England säuft ab, Griechenland verbrennt – doch in Berlin ist das Auto weiter eine heilige Kuh. „Nein, nein“, widersprechen VertreterInnen der Parteien im Abgeordnetenhaus, wenn man sie fragt, ob sie sie schlachten wollen.

Jetzt aber mal der Reihe nach: In der Berlin wohnen 3,39 Millionen Menschen. Dazu kommen 1,23 Millionen Privatautos. Verkehrsflächen verbrauchen in Berlin 15 Prozent des gesamten Stadtgebiets. Bahn inbegriffen, Parkplätze auf Privatgrundstücken nicht.

Ein Parkplatz benötigt mindestens 11,5 Quadratmeter. Wer ein Haus baut, musste bis vor Kurzen für jede Wohneinheit eineinhalb Parkflächen nachweisen. Eine halbe extra wegen der möglichen Besucher. Stellplatzverordnung heißt das dazu passende Gesetz. In letzter Zeit wird es nicht mehr so streng gehandhabt.

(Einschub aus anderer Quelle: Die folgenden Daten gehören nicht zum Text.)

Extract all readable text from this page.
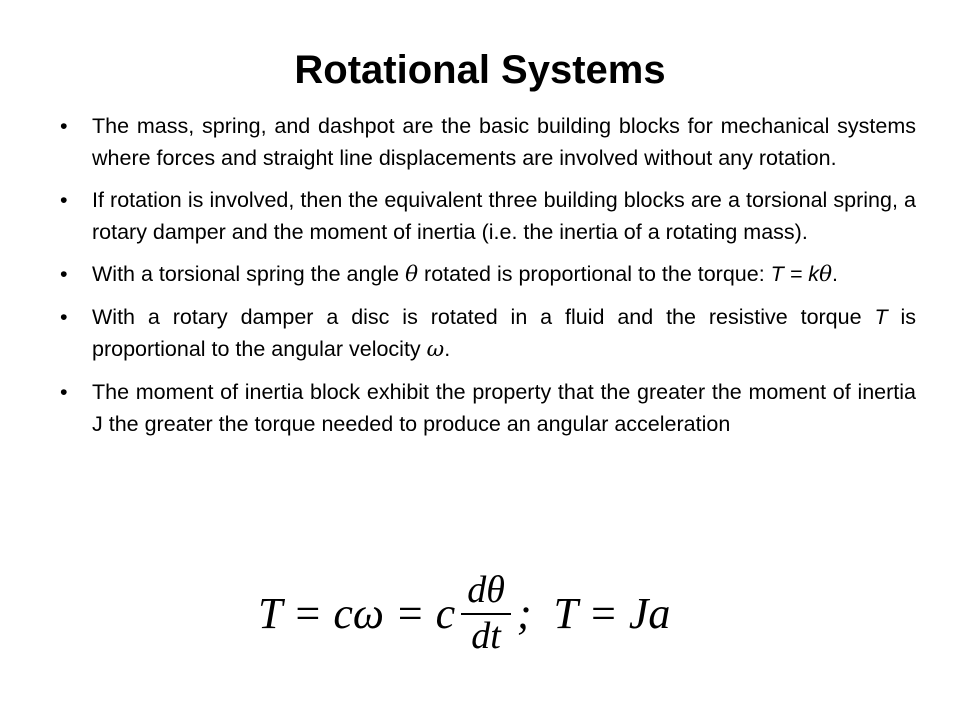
Rotational Systems
•	The mass, spring, and dashpot are the basic building blocks for mechanical systems where forces and straight line displacements are involved without any rotation.
•	If rotation is involved, then the equivalent three building blocks are a torsional spring, a rotary damper and the moment of inertia (i.e. the inertia of a rotating mass).
•	With a torsional spring the angle θ rotated is proportional to the torque: T = kθ.
•	With a rotary damper a disc is rotated in a fluid and the resistive torque T is proportional to the angular velocity ω.
•	The moment of inertia block exhibit the property that the greater the moment of inertia J the greater the torque needed to produce an angular acceleration
T = cω = c $\frac{d\theta}{dt}$ ;  T = Ja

Berlin platzt parkplatztechnisch aus allen Nähten.

Einem Arbeitnehmer steht hingegen gerade mal ein Quadratmeter Pausenraum zu, allerdings darf er nicht kleiner als sechs Quadratmeter und damit halb so groß wie ein Autoparkplatz sein. Ein halber Autoparkplatz ist auch für ein Kind an einer Ganztagsschule für Unterricht und Betreuung vorgesehen. Das wird in den seltensten Fällen eingehalten.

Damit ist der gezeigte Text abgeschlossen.